Under the terms of the proposed deal, Dublin-domiciled XL would acquire 100% of Bermuda-based Catlin for cash and XL stock worth £6.99 per Catlin share, or £2.5 billion ($3.93 billion) in total.

Catlin founder and CEO Stephen Catlin personally owns 5.9 million shares, making his stake worth £41.3 million ($64.9 million).

XL and Catlin “both believe that we will be far better positioned and stronger together,” XL CEO Michael McGavick said in a statement. “We see this transaction as deeply accelerating the strategies of both companies.”

Catlin manages the largest Lloyd's of London syndicate, with a capacity of £1.43 billion, and would become larger with the merger of XL's syndicate, with a capacity of £300 million at year-end 2013.

The combined company would also “be a leader in the global specialty and property cat markets,” according to Mr. McGavick.

While XL is larger overall, with 2013 gross premiums of $7.4 billion versus Catlin's $5.3 billion, the companies' reinsurance units are similarly sized at $1.9 billion each and combined would be among the world's 10 largest reinsurers, XL said.

“It clearly will be a business with a lot more scale,” Ben Cohen, an analyst with Canaccord Genuity Ltd. in London said of the reinsurance operations. “The size difference between the two is not so large that Catlin will be swamped in the combined organization.”

With Catlin's largest geographical business segment in London—accounting for $2.5 billion, or nearly half, of its 2013 premium volume—the insurer has also expanded in the United States, Europe and Asia in recent years. Its U.S. business, though, at $1.2 billion in 2013 gross premiums, is less than half XL's U.S. volume, according to the companies' financial reports.

Mr. McGavick cited “the deep cultural and strategic alignment we see between XL and Catlin, with both built on disciplined underwriting.”

Some market observers, though, express caution about the proposed deal. “We're not convinced that specialty insurance market leadership translates into improved underwriting results, other than modest expense synergies that take time to emerge,” analysts with Baltimore-based Keefe, Bruyette & Woods said in a research note downgrading XL's stock.

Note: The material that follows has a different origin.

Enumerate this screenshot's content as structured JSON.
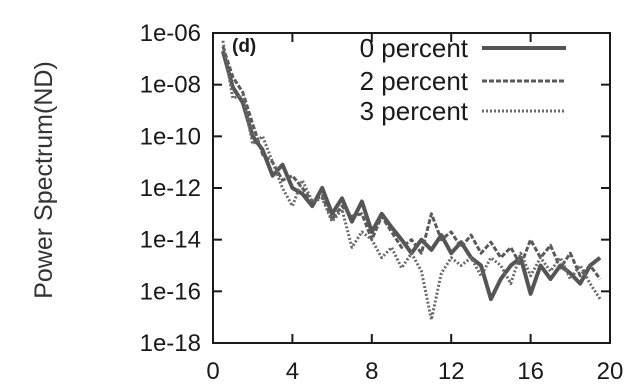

And while “size and line-of-business diversification increasingly matter in reinsurance, (they are) much less important than underwriting discipline in primary insurance,” KBW analysts said.

“The obvious challenge will be in keeping—let alone enhancing—the value that has built up in Catlin's franchise,” Mr. Shipperlee said. “(XL's) much bigger balance sheet helps, but it is often the soft factors that differentiate in Catlin's markets and that can be much more difficult to maintain post an acquisition.” Such “soft factors,” he said, include underwriting culture, willingness to innovate, claims handling and speed of decision-making.

Whether or not the XL/Catlin deal proceeds, market observers expect growing numbers of merger and acquisition activity in the coming months.

With stronger balance sheets and more available funding, insurers and reinsurers will be increasingly interested in acquisitions, including international companies looking to acquire Lloyd's operations and Bermuda companies looking to diversify away from property catastrophe business, Mr. Cohen predicted.

Property catastrophe reinsurance rates have fallen significantly over the past year, as reinsurers have experienced minimal significant losses and competition from nontraditional capacity providers through cat bonds and other vehicles has intensified.

Thomas M. Dawson, a partner with Drinker, Biddle & Reath L.L.P. in New York, agreed that diversification will be a prime driver of future deals. He cited the recently announced $1.9 billion acquisition of Platinum Underwriters Holdings Ltd. by RenaissanceRe Holdings Ltd., aimed at expanding RenRe's casualty and specialty business.

Cathy Seifert, an equity analyst with Standard & Poor's Corp. in New York, said acquirers are more likely to target specific segments of another insurer's or reinsurer's business rather than the entire company. She mentioned Ace Ltd.'s pending $365 million purchase of high-net-worth personal lines business of Fireman's Fund Insurance Co.

“It's probably going to be Company A buying a division of Company B, not so much A buying all of B,” Ms. Seifert said.